Trude Dijkstra is Assistant Professor in Book Studies at the University of Amsterdam. Her research explores the material and visual culture of knowledge production and exchange in the early modern period, with a particular focus on the role of books and print in shaping perceptions of the non-European world. Her work combines analytical bibliography, book history, and the history of science to investigate how information about Asia—particularly China—was represented, circulated, and consumed in Europe.

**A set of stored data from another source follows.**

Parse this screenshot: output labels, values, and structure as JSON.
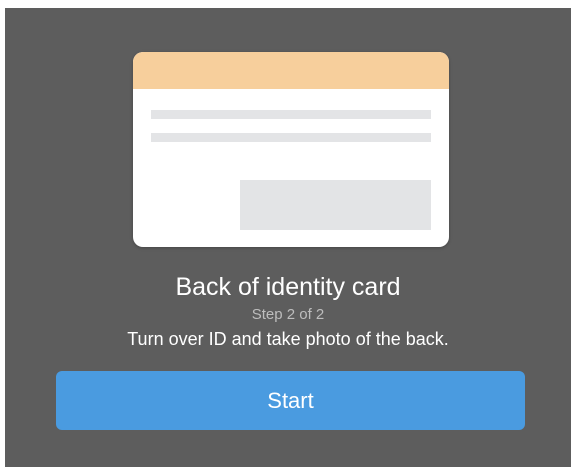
{
  "colors": {
    "background": "#5d5d5d",
    "card_header": "#f7cf9c",
    "card_body": "#ffffff",
    "card_placeholder": "#e3e4e6",
    "button": "#4a9be0"
  },
  "illustration": {
    "icon": "id-card-back-illustration"
  },
  "content": {
    "title": "Back of identity card",
    "step": "Step 2 of 2",
    "description": "Turn over ID and take photo of the back."
  },
  "actions": {
    "start_label": "Start"
  }
}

She is the author of The Chinese Imprint: Printing and Publishing Chinese Religion and Philosophy in the Dutch Republic, 1595–1700 (Brill, 2021, Open Access), and has published widely on Chinese religion and philosophy in print, the depiction of Chinese medicine in early modern books, and the visual strategies of Jesuit intermediaries. She was awarded the KNAW Early Career Award in 2024 and has held fellowships at the Warburg Institute, the Wellcome Institute, and the Scaliger Institute.
Trude is involved in several international research collaborations, including Visualizing the Unknown (Huygens Institute / Bibliotheca Hertziana), Hortus Indicus Malabaricus (Max Planck Institute for the History of Science), and Making Knowledge through Word, Image, Print (University of Minnesota / DAAD). She is also co-supervising PhD projects on Chinese typography and on the transmission of ancient astrological texts in comparative perspective.
At the University of Amsterdam, she teaches on the history of the book, early modern print culture, and the global circulation of knowledge. She serves on the boards of Quaerendo, the Tiele-Stichting, and the Brill series The Library of the Written Word, and regularly collaborates with libraries and museums on public engagement and exhibition projects.